Give me Jack Lemmon‘s Daphne in Some Like It Hot!
Yes, Eddie opens himself up completely to the role. He really and truly submits and channels, and that effort has my full respect. But his Eignar/Lili gives off so much in the way of quiet and demure looks and sparkling eyes that after a while I began to feel a toothache. Or do I mean a headache? One of the two.
Everything Eddie/Lili/Einar does and says in this film is delicate and dreamy and seemingly created while reclining on a divan. He swoons, dreams, aspires. Ever line he speaks is “I want, I feel, I long for, I feel Lily inside me, I am Lily, you’re so kind to me, anything you want, this is me, what I need to be, who I am,” etc.
Eddie will not be winning a second Best Actor Oscar. He’ll be nominated, I presume, but forget winning. Not gonna happen. You know who is happening? Vikander as Best Supporting Actress.

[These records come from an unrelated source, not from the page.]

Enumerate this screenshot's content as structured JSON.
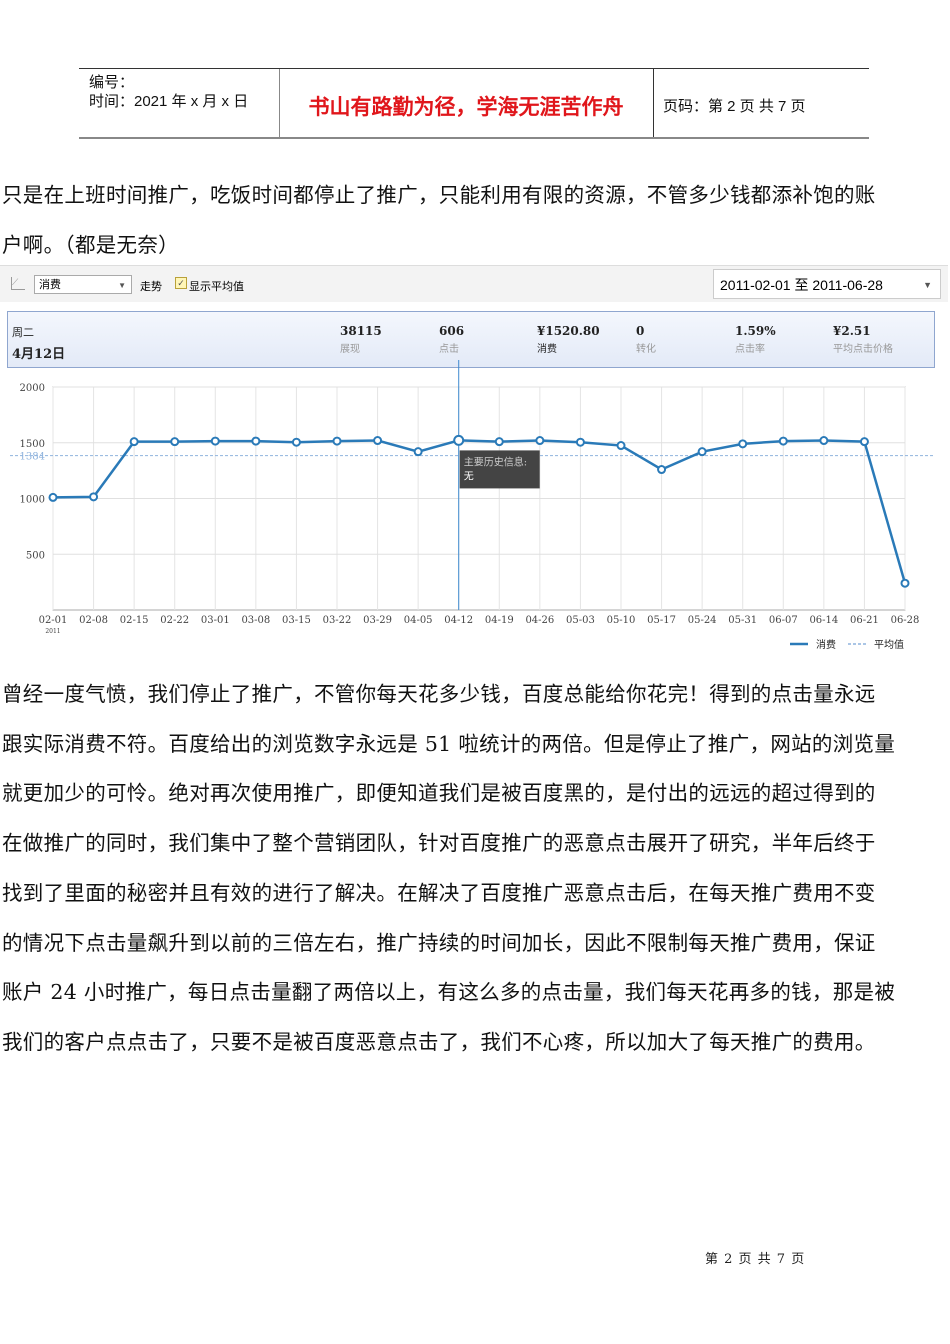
{
  "header": {
    "number_label": "编号：",
    "time_label": "时间：2021 年 x 月 x 日",
    "motto": "书山有路勤为径，学海无涯苦作舟",
    "page_label": "页码：第 2 页  共 7 页"
  },
  "paragraph1": [
    "只是在上班时间推广，吃饭时间都停止了推广，只能利用有限的资源，不管多少钱都添补饱的账",
    "户啊。（都是无奈）"
  ],
  "chart_panel": {
    "metric_select": "消费",
    "trend_label": "走势",
    "show_avg_label": "显示平均值",
    "show_avg_checked": true,
    "date_range": "2011-02-01 至 2011-06-28",
    "day": "周二",
    "date": "4月12日",
    "stats": [
      {
        "value": "38115",
        "label": "展现"
      },
      {
        "value": "606",
        "label": "点击"
      },
      {
        "value": "¥1520.80",
        "label": "消费"
      },
      {
        "value": "0",
        "label": "转化"
      },
      {
        "value": "1.59%",
        "label": "点击率"
      },
      {
        "value": "¥2.51",
        "label": "平均点击价格"
      }
    ],
    "tooltip_title": "主要历史信息:",
    "tooltip_body": "无"
  },
  "chart_data": {
    "type": "line",
    "categories": [
      "02-01",
      "02-08",
      "02-15",
      "02-22",
      "03-01",
      "03-08",
      "03-15",
      "03-22",
      "03-29",
      "04-05",
      "04-12",
      "04-19",
      "04-26",
      "05-03",
      "05-10",
      "05-17",
      "05-24",
      "05-31",
      "06-07",
      "06-14",
      "06-21",
      "06-28"
    ],
    "year_label": "2011",
    "series": [
      {
        "name": "消费",
        "values": [
          1010,
          1015,
          1510,
          1510,
          1515,
          1515,
          1505,
          1515,
          1520,
          1420,
          1521,
          1510,
          1520,
          1505,
          1475,
          1260,
          1420,
          1490,
          1515,
          1520,
          1510,
          240
        ]
      }
    ],
    "average": {
      "name": "平均值",
      "value": 1384,
      "label": "1384"
    },
    "yticks": [
      500,
      1000,
      1500,
      2000
    ],
    "ylim": [
      0,
      2000
    ],
    "highlight_index": 10,
    "grid": true,
    "legend": "bottom-right",
    "colors": {
      "line": "#2a7ab8",
      "avg": "#8fb3dd"
    }
  },
  "paragraph2": [
    "曾经一度气愤，我们停止了推广，不管你每天花多少钱，百度总能给你花完！得到的点击量永远",
    "跟实际消费不符。百度给出的浏览数字永远是 51 啦统计的两倍。但是停止了推广，网站的浏览量",
    "就更加少的可怜。绝对再次使用推广，即便知道我们是被百度黑的，是付出的远远的超过得到的",
    "在做推广的同时，我们集中了整个营销团队，针对百度推广的恶意点击展开了研究，半年后终于",
    "找到了里面的秘密并且有效的进行了解决。在解决了百度推广恶意点击后，在每天推广费用不变",
    "的情况下点击量飙升到以前的三倍左右，推广持续的时间加长，因此不限制每天推广费用，保证",
    "账户 24 小时推广，每日点击量翻了两倍以上，有这么多的点击量，我们每天花再多的钱，那是被",
    "我们的客户点点击了，只要不是被百度恶意点击了，我们不心疼，所以加大了每天推广的费用。"
  ],
  "footer": "第 2 页 共 7 页"
}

I’m not 100% sure that The Danish Girl will even be Best Picture nominated, to be completely frank. It might be but it’s so gliding and constrained and, truth be told, somewhat dull at times. Hooper wanted to be so respectful of Wegener/Elbe and was so determined not to give offense that The Danish Girl has no blood in its veins save for Eddie’s sadness and longing and happiness when he/she switches over.
In a phrase, The Danish Girl has been good-tasted to death. It’s glides and waltzes attractively along the proverbial dance floor, but there’s a whole world outside the dance floor that it doesn’t acknowledge much less step into. After it ended I had a strange urge to want to go out to a strip club and get a lap dance, and I’ve never had a lap dance in my life. It also made me want to snort cocaine, and I haven’t touched the stuff in 30 years.
40 -odd years ago Charlie the Tuna was told that “Starkist “doesn’t want tunas with good taste…it wants tunas that taste good!” The Danish Girl has so much good taste it could choke a horse. Wait…does that work? Should I have said “choke a tunafish”?
An impression from The Hollywood Reporter‘s Scott Feinberg: “At the end of the day, The Danish Girl may not pack as much of an emotional punch for, or be of as much immediate interest to, Academy members — most of whom, we know, are of a certain age — as was, say, The King’s Speech or The Theory of Everything, both of which also screened at TIFF in the Princess of Wales Theatre. But its beauty and timeliness ought to make up for that enough to land it in the same place those films did: the best picture race.”